Though I’m not 90 and not blind like Mrs. Marsh, I do find myself having more in common with her than with my younger self as I think about this book. That wondrous world of willows and a magical Piper at the Gates of Dawn does not exist for me anymore, it’s nearly as dim as it is to the blind. And the old schoolroom is just as empty for me, full of dust as it had once been full of children. The desks all lined up still, but not for me.

We all have to grow up, but we can at least remember.

70% done with The Wind in the Willows

What should we take away from the old sailor rat whose life is so seductive to Rat that he goes into a near trance and nearly packs up and heads out to the south seas? He obviously has that longing for adventure like the other animals, to be in another land, and he’s miserable for months after Mole keeps him from going. Should he have gone? Why stay put? Who is responsible for who here? Did Rat make a mistake? Mole?

28% done with The Wind in the Willows

What would we define as the philosophy of the book? Looking out for your friends is a main theme, especially for the smaller animals, as is hospitality, even for strangers. Rat immediately befriends Mole, Toad loves everyone (if just to show off), Badger is gruff but welcoming, too. There is also a current of “knowing one’s place”. I don’t think it’s just a British class thing, but more about being happy.

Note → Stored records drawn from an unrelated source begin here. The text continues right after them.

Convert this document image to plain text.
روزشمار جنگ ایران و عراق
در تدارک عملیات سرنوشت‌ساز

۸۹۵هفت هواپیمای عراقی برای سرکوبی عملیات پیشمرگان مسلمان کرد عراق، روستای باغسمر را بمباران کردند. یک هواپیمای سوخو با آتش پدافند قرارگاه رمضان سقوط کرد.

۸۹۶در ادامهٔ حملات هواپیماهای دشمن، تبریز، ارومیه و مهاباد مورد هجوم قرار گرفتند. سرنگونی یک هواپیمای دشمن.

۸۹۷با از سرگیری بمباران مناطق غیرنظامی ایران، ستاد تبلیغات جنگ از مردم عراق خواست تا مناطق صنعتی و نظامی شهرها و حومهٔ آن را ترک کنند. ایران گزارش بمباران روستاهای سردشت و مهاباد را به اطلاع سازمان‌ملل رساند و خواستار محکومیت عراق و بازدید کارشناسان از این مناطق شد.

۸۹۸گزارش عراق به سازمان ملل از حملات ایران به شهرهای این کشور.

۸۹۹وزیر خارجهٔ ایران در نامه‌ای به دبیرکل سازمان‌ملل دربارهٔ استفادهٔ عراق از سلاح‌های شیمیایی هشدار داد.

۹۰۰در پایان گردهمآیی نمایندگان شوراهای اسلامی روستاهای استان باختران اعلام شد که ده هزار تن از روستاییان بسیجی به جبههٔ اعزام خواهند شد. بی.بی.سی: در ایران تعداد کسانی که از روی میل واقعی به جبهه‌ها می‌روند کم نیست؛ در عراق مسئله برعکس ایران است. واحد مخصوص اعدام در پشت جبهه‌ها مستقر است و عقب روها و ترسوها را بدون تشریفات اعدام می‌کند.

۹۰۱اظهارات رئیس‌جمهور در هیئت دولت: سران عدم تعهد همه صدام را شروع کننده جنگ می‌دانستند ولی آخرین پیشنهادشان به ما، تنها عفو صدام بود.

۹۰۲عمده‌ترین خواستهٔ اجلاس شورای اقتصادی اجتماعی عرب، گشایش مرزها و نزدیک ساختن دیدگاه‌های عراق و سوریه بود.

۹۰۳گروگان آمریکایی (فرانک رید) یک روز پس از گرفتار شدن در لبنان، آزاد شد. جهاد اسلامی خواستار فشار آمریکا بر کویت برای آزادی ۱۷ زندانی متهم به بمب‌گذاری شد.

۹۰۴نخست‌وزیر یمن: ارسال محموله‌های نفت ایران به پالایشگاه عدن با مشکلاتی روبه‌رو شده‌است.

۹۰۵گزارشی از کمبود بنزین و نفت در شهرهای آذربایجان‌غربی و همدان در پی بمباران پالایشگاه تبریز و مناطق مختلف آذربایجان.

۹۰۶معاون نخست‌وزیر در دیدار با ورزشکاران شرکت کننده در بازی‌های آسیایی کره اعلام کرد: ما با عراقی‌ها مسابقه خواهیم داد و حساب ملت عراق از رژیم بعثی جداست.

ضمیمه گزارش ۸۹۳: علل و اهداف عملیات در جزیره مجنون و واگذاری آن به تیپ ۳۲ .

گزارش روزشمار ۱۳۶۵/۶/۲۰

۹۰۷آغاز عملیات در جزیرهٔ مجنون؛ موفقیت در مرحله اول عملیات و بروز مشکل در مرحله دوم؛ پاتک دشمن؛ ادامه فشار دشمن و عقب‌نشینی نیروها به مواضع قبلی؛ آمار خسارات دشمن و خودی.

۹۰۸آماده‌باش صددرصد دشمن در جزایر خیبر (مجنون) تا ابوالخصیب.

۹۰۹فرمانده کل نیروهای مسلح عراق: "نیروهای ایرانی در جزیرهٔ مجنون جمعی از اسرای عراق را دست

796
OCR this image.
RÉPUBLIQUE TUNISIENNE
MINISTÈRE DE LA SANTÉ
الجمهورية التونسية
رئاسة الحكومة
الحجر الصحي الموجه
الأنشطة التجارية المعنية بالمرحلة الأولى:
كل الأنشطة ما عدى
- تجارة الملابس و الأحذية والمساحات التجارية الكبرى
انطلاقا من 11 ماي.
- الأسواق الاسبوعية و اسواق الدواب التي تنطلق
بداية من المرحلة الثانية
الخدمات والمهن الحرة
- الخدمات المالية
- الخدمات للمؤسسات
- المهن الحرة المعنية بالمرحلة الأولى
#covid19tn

14% done with The Wind in the Willows

Yep, it’s still just as brilliant as I remember it!

Grahame’s writing is more than just pleasant and easy, he also uses a fun trick of swinging round his POV from a standard “medium shot” (to quote a film term) to brief instances of very specific POV such as when mole nearly drowns and can see the sun up from under the river or when we see the driver of the car hunched over the wheel. It puts you ‘in’ the story.

7% done with The Wind in the Willows

This was my favorite book when I was a child but I haven’t read it since I was maybe 7 or 8 so I thought it would be fun to revisit it and see if I can rediscover what I loved about all those years ago.

I have to admit that I find it just as charming and comforting now as I did all those years ago. The English countryside manners, the river (I grew up on a river), and always loving animals, this is MY book.